Am folgenden Tag durchliefen die Teilnehmer ein Extinktions-Training: Die Forscher zeigten ihnen so lange farbige Quadrate, bis ihr Körper keine Angstreaktion mehr zeigte. Einem Drittel der Probanden wurde allerdings zu Beginn des Trainings erneut ein Stromstoß versetzt, ein weiteres Drittel bekam diese »Auffrischung« sechs Stunden vor dem Extinktionstraining, das letzte Drittel startete ohne erneuten Stromstoß in das Training.
Nur bei der ersten Gruppe gelang es, die Angstreaktion zu löschen. Und dieses Ergebnis blieb stabil: In einem Folgeexperiment ein Jahr später bekam ein Teil der Probanden erneut das wohlbekannte farbige Quadrat vorgeführt. Nur bei denjenigen, die ihr Extinktionstraining seinerzeit innerhalb von sechs Stunden nach der Erinnerungs-Auffrischung absolviert hatten, zeigte sich keinerlei meßbare Angstreaktion.
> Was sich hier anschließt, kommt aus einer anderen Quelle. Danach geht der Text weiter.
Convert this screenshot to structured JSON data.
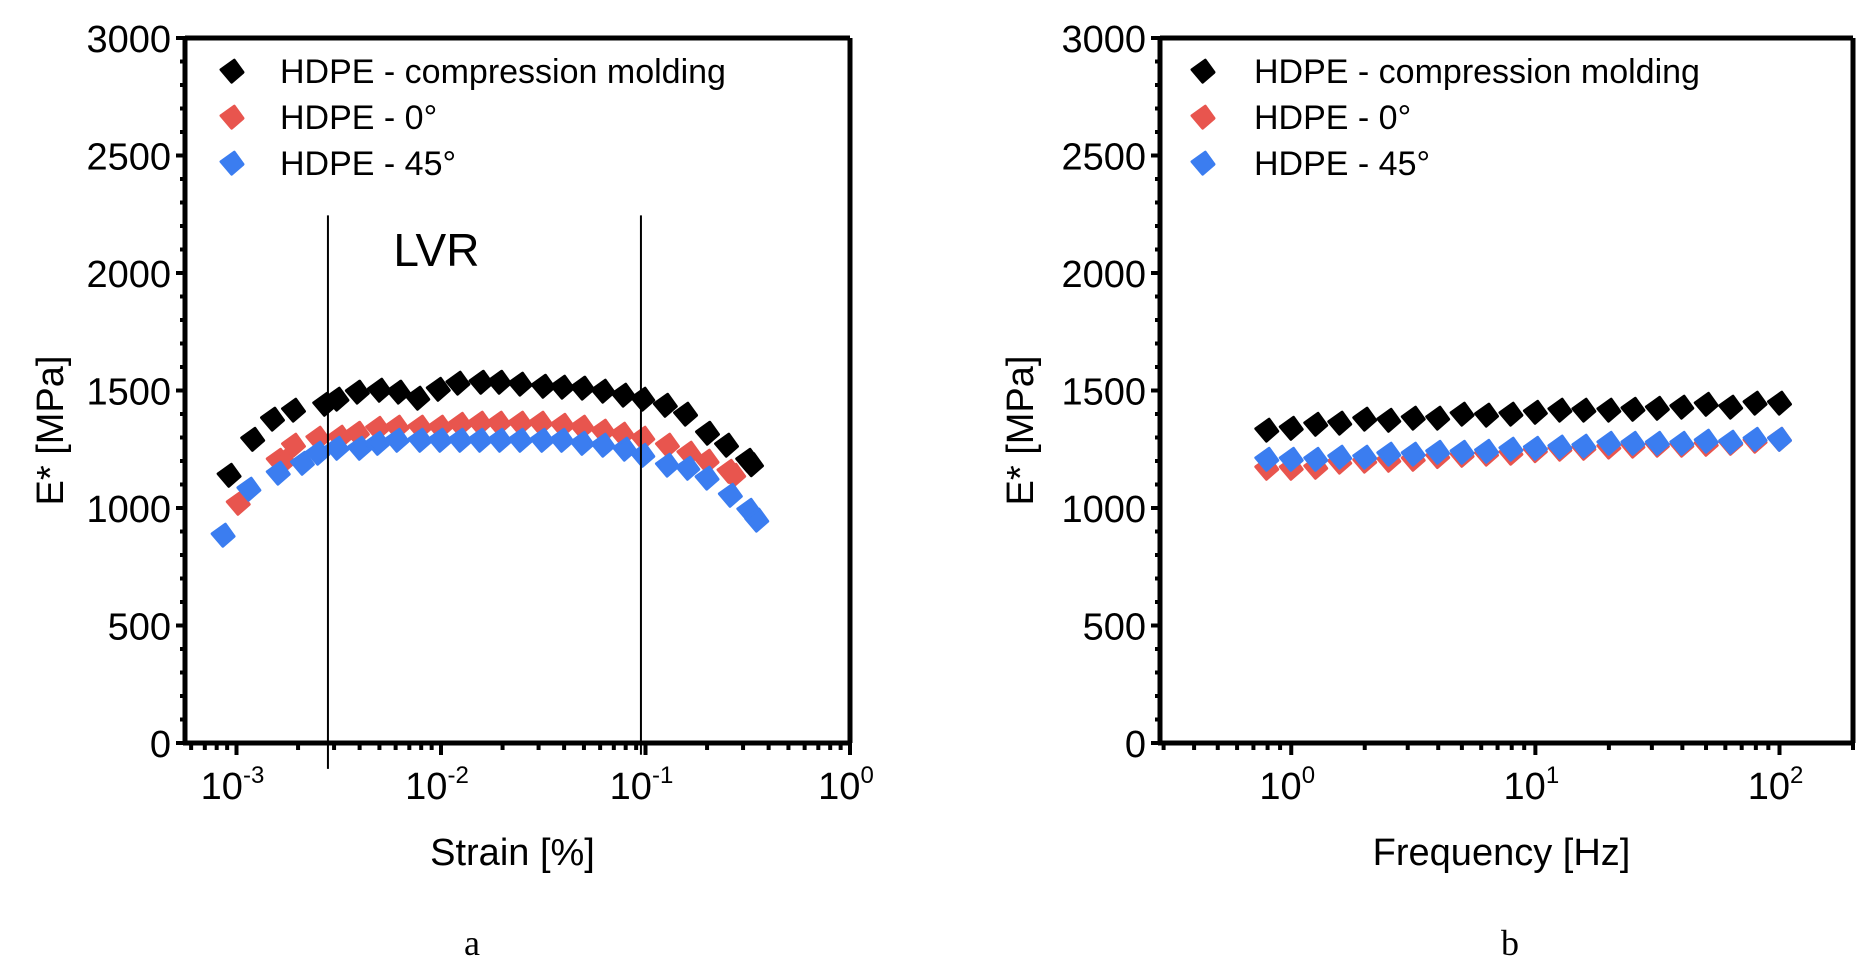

Daniela Schiller erklärt dies so: »Wenn Erinnerungen aufgefrischt werden, öffnet sich ein Zeitfenster von etwa sechs Stunden, in dem diese Erinnerungen bearbeitet werden können.« Gleichzeitig betont sie: »Wir ändern nicht die Erinnerung, wir ändern lediglich die emotionale Reaktion darauf.« Auch wenn Schiller hofft, dass ihre Forschungsergebnisse irgendwann einmal zu wirksameren Therapien für Traumapatienten führen, gibt sie zu: »Wir haben eine angstbesetzte Erinnerung in einer Laborsituation künstlich geschaffen. Überdies eine sehr einfache und eindimensionale Erinnerung: ein visueller Reiz, der mit einem Stromstoß gekoppelt wurde.« Wie sich die gewonnenen Erkenntnisse bei komplexeren Erinnerungen umsetzen lassen, ist noch ungeklärt. Ebenso, wie im Falle schwerer Tramata in einem therapeutischen Kontext der »ursprüngliche Angstauslöser« reproduziert werden soll. Ein Kriegserlebnis oder eine Vergewaltigung lässt sich schließlich nicht einfach wiederholen wie ein leichter Stromstoß.
Dennoch ist ein weiterer Beweis erbracht, dass das Gedächtnis formbar ist – und dass es auch hierbei, wie so oft im Leben, auf den richtigen Zeitpunkt ankommt.